- Theatrical poster
- Directed by: Robert Altman
- Written by: Allan F. Nicholls Robert Altman
- Produced by: Robert Altman
- Starring: Paul Dooley Marta Heflin Titos Vandis Belita Moreno
- Cinematography: Edmond L. Koons
- Edited by: Tony Lombardo
- Music by: Allan F. Nicholls
- Distributed by: 20th Century Fox
- Release date: April 6, 1979;
- Running time: 110 minutes
- Country: United States
- Language: English
- Budget: $1.9 million

= A Perfect Couple (1979 film) =

1979 film by Robert Altman

A Perfect Couple is a 1979 romantic-comedy film co-written and directed by Robert Altman and starring Paul Dooley, Marta Heflin, Titos Vandis, and Belita Moreno.

== Plot ==
An older man, played by Paul Dooley, tries romancing a younger woman, played by Marta Heflin. She is part of a travelling band of bohemian musicians who perform gigs in outdoor arenas around the country. He joins them on the road and tries to fit into their communal lifestyle. The film features multiple musical numbers.

==Cast==
- Paul Dooley as Alex Theodopoulos
- Marta Heflin as Sheila Shea
- Titos Vandis as Panos Theodopoulos
- Belita Moreno as Eleousa
- Henry Gibson as Fred Bott
- Dimitra Arliss as Athena
- Allan F. Nicholls as Dana 115
- Ann Ryerson as Skye 147 Veterinarian
- Poppy Lagos as Melpomeni Bott
- Dennis Franz as Costa
- Margery Bond as Wilma
- Mona Golabek as Mona
- Joel Crothers as Ben
- Susan Blakeman as Penelope Bott
- Melanie Bishop as Star

== Production ==
The role of Sheila Shea was originally written for Sandy Dennis. Paul Dooley was seriously allergic to cats though, and when cat-lover Dennis would come to the script readings with up to five cats at a time, he was briefly hospitalized. As a result, Allan Nicholls re-wrote the role of Sheila Shea from an Earth Mother type to the young singer/groupie played by Marta Heflin.

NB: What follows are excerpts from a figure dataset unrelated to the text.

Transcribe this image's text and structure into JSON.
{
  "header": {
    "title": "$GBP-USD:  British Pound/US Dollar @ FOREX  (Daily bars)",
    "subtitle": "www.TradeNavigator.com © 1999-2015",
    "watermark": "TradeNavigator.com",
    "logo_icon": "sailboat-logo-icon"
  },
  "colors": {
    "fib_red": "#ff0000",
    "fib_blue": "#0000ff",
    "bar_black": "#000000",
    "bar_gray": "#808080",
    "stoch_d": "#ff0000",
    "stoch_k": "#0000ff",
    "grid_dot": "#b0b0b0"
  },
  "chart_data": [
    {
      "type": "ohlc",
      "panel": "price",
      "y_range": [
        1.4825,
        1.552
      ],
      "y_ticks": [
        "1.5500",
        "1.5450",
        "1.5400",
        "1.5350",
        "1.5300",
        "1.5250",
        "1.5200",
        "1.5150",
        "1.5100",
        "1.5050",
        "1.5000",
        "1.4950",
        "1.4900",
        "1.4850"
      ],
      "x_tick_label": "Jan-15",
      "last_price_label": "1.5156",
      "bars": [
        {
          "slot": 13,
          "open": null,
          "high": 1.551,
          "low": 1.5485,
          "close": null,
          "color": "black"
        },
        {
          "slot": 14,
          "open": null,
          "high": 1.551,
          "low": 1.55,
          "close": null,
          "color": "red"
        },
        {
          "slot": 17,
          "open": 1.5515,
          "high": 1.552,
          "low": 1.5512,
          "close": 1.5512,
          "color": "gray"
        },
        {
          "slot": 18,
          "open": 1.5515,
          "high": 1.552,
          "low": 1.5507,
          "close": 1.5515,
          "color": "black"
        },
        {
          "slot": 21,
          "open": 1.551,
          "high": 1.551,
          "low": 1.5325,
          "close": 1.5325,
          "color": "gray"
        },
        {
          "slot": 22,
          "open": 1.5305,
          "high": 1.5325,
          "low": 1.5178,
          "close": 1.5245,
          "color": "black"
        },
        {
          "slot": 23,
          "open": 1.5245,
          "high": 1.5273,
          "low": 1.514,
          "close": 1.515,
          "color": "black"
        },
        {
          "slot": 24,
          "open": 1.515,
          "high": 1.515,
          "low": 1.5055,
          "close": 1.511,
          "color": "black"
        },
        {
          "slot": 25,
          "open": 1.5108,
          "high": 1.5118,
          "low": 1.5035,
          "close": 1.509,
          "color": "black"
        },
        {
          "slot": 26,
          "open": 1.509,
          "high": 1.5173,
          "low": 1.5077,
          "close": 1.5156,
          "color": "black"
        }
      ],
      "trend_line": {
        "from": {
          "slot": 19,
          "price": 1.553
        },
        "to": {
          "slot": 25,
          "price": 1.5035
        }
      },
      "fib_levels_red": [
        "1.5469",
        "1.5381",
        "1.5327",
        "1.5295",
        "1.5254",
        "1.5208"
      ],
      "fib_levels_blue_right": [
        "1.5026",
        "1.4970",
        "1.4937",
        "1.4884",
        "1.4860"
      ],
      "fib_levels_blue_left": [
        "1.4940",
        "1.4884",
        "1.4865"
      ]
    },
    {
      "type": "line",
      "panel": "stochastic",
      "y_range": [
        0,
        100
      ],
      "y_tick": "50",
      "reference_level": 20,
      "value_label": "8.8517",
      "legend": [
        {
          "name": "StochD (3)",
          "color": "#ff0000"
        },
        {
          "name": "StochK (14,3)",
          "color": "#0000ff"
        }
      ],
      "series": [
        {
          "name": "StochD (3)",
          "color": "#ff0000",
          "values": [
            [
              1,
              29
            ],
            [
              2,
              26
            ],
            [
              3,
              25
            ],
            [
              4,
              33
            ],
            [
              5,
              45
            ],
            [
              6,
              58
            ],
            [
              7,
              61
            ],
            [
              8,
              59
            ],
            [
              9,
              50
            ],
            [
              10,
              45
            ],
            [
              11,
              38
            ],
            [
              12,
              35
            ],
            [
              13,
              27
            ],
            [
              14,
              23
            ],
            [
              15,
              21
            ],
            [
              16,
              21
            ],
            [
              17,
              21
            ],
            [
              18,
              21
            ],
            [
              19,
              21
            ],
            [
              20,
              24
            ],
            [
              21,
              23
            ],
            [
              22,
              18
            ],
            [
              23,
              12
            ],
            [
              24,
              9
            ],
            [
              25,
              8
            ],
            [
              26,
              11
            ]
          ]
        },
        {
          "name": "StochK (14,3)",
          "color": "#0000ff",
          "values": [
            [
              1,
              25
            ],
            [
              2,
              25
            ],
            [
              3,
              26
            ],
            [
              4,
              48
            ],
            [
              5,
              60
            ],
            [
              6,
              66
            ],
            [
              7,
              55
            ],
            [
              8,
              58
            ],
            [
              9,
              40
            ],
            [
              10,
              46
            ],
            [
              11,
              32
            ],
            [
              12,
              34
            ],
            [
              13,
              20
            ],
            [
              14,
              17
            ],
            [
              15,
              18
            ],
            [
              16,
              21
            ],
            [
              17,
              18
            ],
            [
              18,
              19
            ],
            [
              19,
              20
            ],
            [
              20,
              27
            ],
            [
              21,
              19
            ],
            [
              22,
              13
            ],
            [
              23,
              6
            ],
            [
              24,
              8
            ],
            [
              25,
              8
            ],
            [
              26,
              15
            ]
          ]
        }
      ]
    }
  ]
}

The band depicted in the film, Keepin' 'Em Off the Streets, was a real group consisting of actors and singers who had previously worked with Nicholls on Broadway musicals. They had been broken up for a time but reunited specifically for the film.

==Music==
Songs used in the film include:
- "Romance Concerto" (Adieu Mes Amis)" by Thomas Pierson and Allan Nicholls
- "Somp'ins Got a Hold on Me" by Tony Berg and Ted Neeley
- "Hurricane" by Tony Berg, Ted Neeley and Allan Nicholls
- "Week-End Holiday" by Allan Nicholls, B.G. Gibson and Tony Berg
- "Won't Somebody Care" by Tony Berg and Allen Nicholls
- "Love Is All There Is" by Allan Nicholls, Tony Berg & Ted Neeley
- "Searchin' for the Light" by Tomi-Lee Bradley, Tony Berg, Allan Nicholls and Ted Neeley
- "Lonely Millionaire" by Cliff De Young and Tony Berg
- "Fantasy" by Allan Nicholls
- "Don't Take Forever" by Allan Nicholls, B.G. Gibb and Tony Berg
- "Let the Music Play" by Allan Nicholls and Otis Stephens
- "Goodbye Friends" by Allan Nicholls

==Reception==
Roger Ebert gave the film two-and-a-half stars out of four and wrote: "The movie looks like several good ideas for several movies, made all at once and regardless of whether the pieces fit easily together. That's too bad, because the movie's got so many interesting things in it, so many original characters and, yes, so much interesting music that it shouldn't have been allowed to become such a stylistic confusion." Janet Maslin of The New York Times was negative, writing, "If Mr. Altman keeps on operating at such a small fraction of his powers, his masterworks may begin to look more and more like happy accidents." Variety wrote, "Immensely likeable in some parts, and a complete turn-off in others, 'Perfect Couple' reaffirms both Altman's intelligence and his inaccessibility." Charles Champlin of the Los Angeles Times called the film "perhaps the least attractive and least interesting movie Altman has ever made. It is also what his movies never have been, which is dull." Bruce McCabe of The Boston Globe stated, "I don't want to go so far as to say that this film is Robert Altman's creative death knell but it's plain that he's in deep trouble ... Simply put, Altman doesn't seem to be able to tell a story, any kind of story, any more." Penelope Gilliatt of The New Yorker wrote, "This is not a closely thought-out film, or even a fluent one. Altman may be working too fast. The picture is not packed, in dialogue or characterization."